Stephanie, my dear, the entire point–a point that every other author respects about vampires and vampiric lore–is that Dracula and Daylight don’t go together!!!! Not only is the nocturnal nature of vampire a symbol of their devilish drift, but it also adds a critical and essential weakness. In the stupid world of Stephanie Meyers, there is NOTHING that can defeat the gaunt, lifeless vampires or dark, hunky werewolves. The deadly daylight bloodsucking demons can devour the entire world in shiny sparkles. How nice. The only thing this movie has going for it is the cannibalistic baby who feasts on its mother’s innards.

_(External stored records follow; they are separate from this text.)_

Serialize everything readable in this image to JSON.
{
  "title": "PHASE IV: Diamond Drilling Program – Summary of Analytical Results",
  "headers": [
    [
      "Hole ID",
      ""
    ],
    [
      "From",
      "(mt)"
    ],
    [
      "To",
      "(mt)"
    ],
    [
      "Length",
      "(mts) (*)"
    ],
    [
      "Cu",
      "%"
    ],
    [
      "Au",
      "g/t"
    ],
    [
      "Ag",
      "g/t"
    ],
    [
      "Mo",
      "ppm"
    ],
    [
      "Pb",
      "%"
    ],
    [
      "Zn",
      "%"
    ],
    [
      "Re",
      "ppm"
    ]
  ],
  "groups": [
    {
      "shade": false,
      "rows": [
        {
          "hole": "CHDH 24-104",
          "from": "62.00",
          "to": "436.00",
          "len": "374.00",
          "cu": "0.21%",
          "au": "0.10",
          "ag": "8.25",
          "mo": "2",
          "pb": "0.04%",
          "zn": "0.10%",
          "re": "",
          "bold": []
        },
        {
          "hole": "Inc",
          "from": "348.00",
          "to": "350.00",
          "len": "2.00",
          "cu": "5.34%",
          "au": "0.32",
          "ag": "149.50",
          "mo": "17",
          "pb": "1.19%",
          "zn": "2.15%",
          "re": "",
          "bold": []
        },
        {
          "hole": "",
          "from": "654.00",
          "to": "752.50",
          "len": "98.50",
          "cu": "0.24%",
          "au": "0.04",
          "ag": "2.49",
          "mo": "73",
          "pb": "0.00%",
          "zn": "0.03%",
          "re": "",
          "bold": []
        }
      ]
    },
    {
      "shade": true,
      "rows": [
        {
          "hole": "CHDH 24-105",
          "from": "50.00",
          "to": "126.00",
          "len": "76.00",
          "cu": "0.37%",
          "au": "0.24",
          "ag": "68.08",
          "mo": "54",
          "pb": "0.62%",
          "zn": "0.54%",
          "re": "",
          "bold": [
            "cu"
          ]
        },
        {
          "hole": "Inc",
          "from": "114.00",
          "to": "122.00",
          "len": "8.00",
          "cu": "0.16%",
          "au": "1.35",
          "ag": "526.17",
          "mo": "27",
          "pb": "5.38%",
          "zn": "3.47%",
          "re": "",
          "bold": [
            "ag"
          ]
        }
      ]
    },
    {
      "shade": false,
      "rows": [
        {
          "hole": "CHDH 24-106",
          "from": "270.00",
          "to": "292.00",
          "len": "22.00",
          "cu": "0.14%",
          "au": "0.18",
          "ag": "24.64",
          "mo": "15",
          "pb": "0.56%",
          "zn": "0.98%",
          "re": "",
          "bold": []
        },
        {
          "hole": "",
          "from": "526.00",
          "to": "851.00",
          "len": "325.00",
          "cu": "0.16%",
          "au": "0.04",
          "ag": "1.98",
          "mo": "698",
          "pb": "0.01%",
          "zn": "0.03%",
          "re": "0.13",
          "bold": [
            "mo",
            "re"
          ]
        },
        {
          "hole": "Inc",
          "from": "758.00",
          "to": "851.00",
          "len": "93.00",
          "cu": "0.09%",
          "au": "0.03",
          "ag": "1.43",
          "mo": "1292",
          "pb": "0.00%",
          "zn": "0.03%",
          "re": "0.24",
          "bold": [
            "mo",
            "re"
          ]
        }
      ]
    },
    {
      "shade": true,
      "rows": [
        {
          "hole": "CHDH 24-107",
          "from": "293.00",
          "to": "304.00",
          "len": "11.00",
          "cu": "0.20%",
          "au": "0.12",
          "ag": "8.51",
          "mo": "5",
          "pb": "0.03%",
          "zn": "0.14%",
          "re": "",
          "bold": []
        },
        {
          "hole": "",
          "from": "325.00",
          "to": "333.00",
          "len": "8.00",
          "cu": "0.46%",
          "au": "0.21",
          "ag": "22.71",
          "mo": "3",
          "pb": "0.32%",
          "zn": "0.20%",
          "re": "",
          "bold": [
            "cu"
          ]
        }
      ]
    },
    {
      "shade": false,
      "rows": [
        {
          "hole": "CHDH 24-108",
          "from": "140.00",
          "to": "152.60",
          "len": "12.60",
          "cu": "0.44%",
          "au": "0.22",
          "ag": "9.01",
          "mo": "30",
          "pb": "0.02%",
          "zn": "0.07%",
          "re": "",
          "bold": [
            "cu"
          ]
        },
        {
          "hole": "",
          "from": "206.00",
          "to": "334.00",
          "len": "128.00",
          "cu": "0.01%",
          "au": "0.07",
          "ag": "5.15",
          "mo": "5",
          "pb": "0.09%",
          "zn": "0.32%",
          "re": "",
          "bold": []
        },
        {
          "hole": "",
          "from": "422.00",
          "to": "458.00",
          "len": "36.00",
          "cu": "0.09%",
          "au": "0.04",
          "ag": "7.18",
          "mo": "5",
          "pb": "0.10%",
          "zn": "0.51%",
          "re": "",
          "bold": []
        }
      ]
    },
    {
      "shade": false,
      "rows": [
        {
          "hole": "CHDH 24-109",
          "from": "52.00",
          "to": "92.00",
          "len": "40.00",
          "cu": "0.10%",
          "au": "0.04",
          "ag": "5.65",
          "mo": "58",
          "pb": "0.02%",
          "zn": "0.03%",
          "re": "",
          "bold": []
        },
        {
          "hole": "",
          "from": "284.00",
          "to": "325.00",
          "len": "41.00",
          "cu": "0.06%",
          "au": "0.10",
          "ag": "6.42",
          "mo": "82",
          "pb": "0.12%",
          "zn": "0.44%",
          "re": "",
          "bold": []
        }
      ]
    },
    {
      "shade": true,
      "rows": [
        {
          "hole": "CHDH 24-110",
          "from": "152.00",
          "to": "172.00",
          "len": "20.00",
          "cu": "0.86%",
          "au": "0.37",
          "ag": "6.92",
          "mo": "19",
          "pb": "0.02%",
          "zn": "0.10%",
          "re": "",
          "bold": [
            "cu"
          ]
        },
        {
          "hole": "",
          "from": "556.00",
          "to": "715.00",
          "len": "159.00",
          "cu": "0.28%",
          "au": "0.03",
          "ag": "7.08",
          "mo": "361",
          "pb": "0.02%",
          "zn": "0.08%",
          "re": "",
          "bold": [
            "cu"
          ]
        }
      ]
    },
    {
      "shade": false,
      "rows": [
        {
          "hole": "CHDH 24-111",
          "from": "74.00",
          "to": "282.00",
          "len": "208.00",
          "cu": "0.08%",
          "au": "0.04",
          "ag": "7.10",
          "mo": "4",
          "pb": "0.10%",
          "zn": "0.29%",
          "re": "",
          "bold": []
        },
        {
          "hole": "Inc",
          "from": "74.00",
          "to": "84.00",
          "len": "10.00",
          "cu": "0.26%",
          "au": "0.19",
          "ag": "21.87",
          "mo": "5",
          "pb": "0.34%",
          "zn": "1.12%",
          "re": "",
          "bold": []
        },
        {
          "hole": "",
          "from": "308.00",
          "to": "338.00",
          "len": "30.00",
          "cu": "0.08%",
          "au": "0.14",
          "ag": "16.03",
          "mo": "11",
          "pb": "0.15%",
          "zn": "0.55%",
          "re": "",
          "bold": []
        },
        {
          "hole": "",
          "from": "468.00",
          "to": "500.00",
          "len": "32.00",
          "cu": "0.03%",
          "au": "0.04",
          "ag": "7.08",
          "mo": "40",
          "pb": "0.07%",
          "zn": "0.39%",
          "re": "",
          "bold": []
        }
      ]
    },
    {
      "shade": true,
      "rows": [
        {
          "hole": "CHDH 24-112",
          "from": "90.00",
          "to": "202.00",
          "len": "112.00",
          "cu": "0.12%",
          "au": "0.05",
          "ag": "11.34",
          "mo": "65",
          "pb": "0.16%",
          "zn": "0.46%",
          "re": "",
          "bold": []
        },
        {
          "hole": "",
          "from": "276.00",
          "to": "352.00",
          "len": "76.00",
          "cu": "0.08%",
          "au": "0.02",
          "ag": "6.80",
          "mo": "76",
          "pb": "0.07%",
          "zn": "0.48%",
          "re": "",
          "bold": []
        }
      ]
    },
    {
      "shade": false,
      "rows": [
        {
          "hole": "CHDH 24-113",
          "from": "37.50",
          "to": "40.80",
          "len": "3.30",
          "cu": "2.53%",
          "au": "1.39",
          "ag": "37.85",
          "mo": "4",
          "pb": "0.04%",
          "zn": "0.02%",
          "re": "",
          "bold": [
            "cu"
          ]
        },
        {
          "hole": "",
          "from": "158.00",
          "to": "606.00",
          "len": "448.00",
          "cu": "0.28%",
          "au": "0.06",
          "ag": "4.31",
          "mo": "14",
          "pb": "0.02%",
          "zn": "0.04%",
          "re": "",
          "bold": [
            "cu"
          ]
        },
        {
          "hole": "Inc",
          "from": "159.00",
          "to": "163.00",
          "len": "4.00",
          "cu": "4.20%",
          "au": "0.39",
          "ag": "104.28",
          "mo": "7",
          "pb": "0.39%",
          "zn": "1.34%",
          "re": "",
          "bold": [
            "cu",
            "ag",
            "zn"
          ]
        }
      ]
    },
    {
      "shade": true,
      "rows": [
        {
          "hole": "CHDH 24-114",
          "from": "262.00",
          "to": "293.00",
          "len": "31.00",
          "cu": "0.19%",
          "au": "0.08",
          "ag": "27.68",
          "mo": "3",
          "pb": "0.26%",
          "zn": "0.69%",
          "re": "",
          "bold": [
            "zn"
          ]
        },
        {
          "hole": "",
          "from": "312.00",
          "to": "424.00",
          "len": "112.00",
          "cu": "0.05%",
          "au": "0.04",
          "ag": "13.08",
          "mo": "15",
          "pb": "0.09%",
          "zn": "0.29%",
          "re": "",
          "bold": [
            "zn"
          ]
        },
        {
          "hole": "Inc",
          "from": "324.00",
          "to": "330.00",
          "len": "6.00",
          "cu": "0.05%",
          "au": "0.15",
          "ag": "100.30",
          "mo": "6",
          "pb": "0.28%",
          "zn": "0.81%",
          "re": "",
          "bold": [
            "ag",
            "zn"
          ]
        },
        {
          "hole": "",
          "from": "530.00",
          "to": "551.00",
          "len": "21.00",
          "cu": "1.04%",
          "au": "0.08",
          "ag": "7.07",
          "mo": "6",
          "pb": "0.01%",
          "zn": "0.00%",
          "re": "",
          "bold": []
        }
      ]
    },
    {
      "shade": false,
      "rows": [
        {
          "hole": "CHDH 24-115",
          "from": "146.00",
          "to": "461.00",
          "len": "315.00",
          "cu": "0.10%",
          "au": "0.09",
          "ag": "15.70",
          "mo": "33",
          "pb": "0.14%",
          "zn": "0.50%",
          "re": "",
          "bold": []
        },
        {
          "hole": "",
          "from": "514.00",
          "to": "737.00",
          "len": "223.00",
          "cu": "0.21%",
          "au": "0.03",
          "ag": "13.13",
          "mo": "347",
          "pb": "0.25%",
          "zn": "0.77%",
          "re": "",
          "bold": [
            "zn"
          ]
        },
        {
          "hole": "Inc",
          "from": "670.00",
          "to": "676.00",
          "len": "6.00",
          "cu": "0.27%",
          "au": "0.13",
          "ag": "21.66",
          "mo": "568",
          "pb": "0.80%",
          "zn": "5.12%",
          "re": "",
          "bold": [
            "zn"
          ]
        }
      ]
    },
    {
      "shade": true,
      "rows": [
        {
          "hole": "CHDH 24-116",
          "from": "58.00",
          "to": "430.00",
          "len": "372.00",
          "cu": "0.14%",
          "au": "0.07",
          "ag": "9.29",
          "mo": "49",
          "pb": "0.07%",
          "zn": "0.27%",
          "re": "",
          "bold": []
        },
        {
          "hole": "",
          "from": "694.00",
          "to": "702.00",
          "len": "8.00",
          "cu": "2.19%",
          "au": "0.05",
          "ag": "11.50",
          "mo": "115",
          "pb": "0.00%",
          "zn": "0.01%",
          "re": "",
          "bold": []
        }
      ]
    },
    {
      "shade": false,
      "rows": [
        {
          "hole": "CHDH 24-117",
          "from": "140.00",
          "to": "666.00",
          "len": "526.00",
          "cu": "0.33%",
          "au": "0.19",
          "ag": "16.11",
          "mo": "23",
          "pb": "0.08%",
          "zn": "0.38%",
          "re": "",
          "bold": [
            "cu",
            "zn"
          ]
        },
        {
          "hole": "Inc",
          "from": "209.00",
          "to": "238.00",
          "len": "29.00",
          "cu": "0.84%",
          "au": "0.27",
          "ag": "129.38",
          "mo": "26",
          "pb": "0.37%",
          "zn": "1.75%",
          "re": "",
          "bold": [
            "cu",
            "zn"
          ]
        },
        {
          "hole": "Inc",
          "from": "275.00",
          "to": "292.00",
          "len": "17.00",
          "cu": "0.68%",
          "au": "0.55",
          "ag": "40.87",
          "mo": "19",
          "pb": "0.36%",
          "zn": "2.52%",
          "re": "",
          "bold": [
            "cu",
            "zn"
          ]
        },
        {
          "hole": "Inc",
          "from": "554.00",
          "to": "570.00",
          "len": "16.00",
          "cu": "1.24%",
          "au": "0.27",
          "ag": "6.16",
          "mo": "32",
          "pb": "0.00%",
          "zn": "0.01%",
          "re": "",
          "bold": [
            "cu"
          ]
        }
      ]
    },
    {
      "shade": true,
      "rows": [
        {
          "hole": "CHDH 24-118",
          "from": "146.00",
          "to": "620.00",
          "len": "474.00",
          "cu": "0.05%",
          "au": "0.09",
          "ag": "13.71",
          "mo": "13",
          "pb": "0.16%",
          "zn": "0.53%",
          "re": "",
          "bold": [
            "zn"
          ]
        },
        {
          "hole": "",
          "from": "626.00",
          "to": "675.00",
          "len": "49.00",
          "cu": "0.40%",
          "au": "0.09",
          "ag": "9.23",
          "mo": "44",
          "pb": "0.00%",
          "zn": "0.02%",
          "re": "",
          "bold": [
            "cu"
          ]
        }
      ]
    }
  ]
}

Even the High Prince of Darkness would consider that to be a little twisted. Dear Stephanie, ask one of your husbands ex-wives for some coffee.
This movie was so lousy, my wife was forced to watch parts of it in class at UCSC. She was taking a course–this is NOT a lie–about the films of John Carpenter (Big Trouble in Little China, Halloween, Escape from New York, and They Live). Her professor, who is a renown Chaucer expert, used Showgirls as an example of “naive camp”. The scene he showed was supposed to be sexy and serious, but really it was silly and hilarious. What can I say about a movie whose main character has the high aspiration of professionally licking dirty brass poles as a Las Vegas Stripper? I suppose can say that Nick Cage should force his forehead to watch it, instead of botox.